The Nunavut government now has voluntary COVID-19 testing in all of its isolation hotels.
And this ...
Planned caesarean sections are safe for low-risk deliveries and may be associated with a lower chance of complications for both mother and baby compared with vaginal deliveries, according to the co-author of a study published today in the Canadian Medical Association Journal.
Still, maternal fetal medicine specialist Dr. Darine El-Chaâr said women should consult their doctor on what's best for them, and called for more research on the long-term effects of planned caesareans, including how the health of babies born this way differs from their vaginally born counterparts.
El-Chaâr said the research compared the outcomes of C-section deliveries that were requested and found that about 60 per cent of the mothers and their babies fared better.
Researchers analyzed birth-registry data from Ontario on 422,210 low-risk pregnancies between 2012 and 2018 and found 46,533 babies were born by C-section. They focused on 1,827 cases, or nearly four per cent, involving women who'd requested the procedure in advance.
They then looked for 10 common problems that can stem from labour and delivery, including rupture of the uterus, tears to the pelvic floor as well as whether the newborn was admitted to neonatal intensive care for issues such as respiratory distress.
"The findings are significant from a statistical point of view but we'd love to see this in a larger population," said El-Chaâr, associate scientist at the Ottawa Hospital.
The study found women who chose a caesarean delivery were more likely to be white, aged 35 or older and live in a higher-income neighbourhood. They were also more likely to have conceived by in-vitro fertilization, and be delivering their first baby.
What we are watching in the U.S. ...
SAN RAMON, Calif. — Tech monolith Apple faces a trial today that could upend its iron control over its app store, which brings in billions of dollars each year while feeding more than 1.6 billion iPhones, iPads, and other devices.
The case, which represents one of Apple's most serious legal threats in recent years, comes from Epic Games, maker of the popular video game Fortnite.
Epic charges that Apple has transformed its once-tiny digital storefront into an illegal monopoly that squeezes mobile apps for a slice of their earnings.

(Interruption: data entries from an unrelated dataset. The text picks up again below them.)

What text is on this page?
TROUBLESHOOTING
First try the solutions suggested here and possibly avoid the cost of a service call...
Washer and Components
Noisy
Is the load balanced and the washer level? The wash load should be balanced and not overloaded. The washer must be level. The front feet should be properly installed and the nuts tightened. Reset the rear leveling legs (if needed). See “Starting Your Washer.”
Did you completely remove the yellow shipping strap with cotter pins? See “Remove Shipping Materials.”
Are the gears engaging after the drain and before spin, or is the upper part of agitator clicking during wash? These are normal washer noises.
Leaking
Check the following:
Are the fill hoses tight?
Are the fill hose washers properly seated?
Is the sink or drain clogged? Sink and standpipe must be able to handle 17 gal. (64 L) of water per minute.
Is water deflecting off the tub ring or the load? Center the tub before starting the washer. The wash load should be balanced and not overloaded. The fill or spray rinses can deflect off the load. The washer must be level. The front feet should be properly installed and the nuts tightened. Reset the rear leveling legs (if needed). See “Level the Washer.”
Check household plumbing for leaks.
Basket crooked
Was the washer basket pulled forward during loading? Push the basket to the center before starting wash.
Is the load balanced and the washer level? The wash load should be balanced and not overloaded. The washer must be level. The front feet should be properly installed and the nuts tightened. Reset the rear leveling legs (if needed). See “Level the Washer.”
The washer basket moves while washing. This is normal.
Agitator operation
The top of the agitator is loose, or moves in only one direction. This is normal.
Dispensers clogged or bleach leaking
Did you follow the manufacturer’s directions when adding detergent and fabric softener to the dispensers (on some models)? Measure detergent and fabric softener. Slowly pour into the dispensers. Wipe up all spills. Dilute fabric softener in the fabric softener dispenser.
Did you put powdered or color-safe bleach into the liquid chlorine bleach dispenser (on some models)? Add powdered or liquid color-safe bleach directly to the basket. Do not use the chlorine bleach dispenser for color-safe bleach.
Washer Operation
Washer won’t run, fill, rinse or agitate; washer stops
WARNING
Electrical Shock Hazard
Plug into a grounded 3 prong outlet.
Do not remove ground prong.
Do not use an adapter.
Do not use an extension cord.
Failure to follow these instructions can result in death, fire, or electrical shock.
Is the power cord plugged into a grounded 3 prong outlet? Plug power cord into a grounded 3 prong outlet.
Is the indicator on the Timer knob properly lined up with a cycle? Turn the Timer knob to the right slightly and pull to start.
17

Apple denies that charge and seeks to depict Epic as a would-be freeloader on its app store.
What we are watching in the rest of the world ...
NEW DELHI -- India recorded 368,147 new coronavirus cases on Monday and 3,417 deaths as a catastrophic surge ripples through the country.
The latest numbers came after leaders of 13 opposition parties penned a letter to urge the government to launch a free vaccination drive as well as ensure uninterrupted flow of oxygen to all hospitals.
Several hospital authorities over the weekend sought court intervention over oxygen supplies in New Delhi, where a lockdown has been extended by a week to contain the wave of infections.
“Water has gone above the head. Enough is enough,” said New Delhi High Court, adding it would start punishing government officials if supplies of oxygen allocated to hospitals were not delivered.
Prime Minister Narendra Modi’s government has been severely criticized over the handling of the surge, which has pushed India’s already fragile and underfunded health system to the brink.
More than 218,000 people in India have died from COVID-19, according to the health ministry.
Former Masters champion Mike Weir says he hit the right shots when he needed to down the stretch.
Weir, of Brights Grove, Ontario, won his first PGA Tour Champions event on Sunday -- the Insperity Invitational in Texas.
The 50-year-old challenged John Daly on the final holes. Daly settled for runner-up.
Weir finished the two-round tournament 10-under par, beating Daly by two strokes.
The victory was Weir's first on any tour since 2007.